Le virage entrepris par le gouvernement ontarien, il y a six ans de cela, devait simplifier l’accès aux services pour les familles d’enfants autistes. La province arguait à l’époque plus de flexibilité, moins d’attente et plus d’autonomie pour les parents, et ce grâce à une aide financière directe.
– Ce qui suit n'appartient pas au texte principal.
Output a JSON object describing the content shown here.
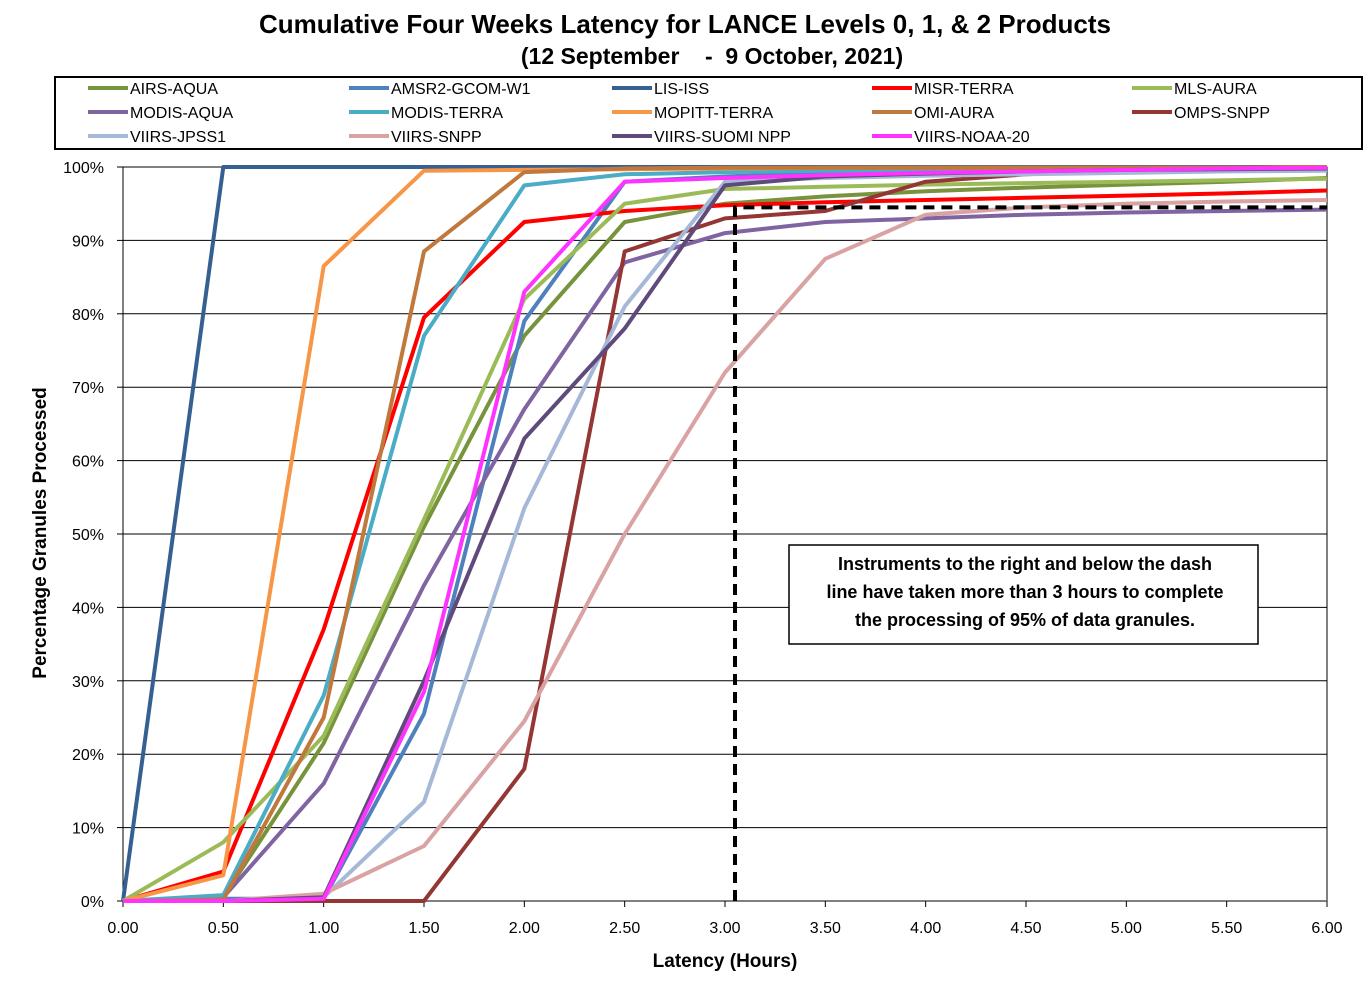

Toutefois, de nombreuses familles francophones dénoncent une réforme qui n’a fait que déplacer le problème sans jamais le résoudre.
Le gouvernement a passé la patate chaude aux parents
«Le gouvernement, dans sa grande sagesse, a décidé en 2018 de ne plus offrir de services, mais de donner l’argent aux familles en leur disant d’aller eux-mêmes chercher des services. Si, pour les parents anglophones, la situation qui s’en est suivi a été difficile, pour les parents francophones, elle a été catastrophique», s’indigne Carol Jolin, président de la Société franco-ontarienne de l’autisme (SFOA).
Et pour cause, le déficit en matière de services en français persiste de «façon épouvantable. Comment dépenser ces sommes si on ne trouve pas de services pour le faire?», se demande l’ancien président de l’Assemblée de la francophonie de l’Ontario (AFO).

En guise de preuve, Carol Jolin cite l’exemple de cette maman d’un enfant autiste venue le voir au bureau de la SFOA et lui rapporter qu’elle était éligible à 65 000 $ par an, mais qu’elle arrive à peine à en dépenser 25 000, faute de services disponibles et adaptés.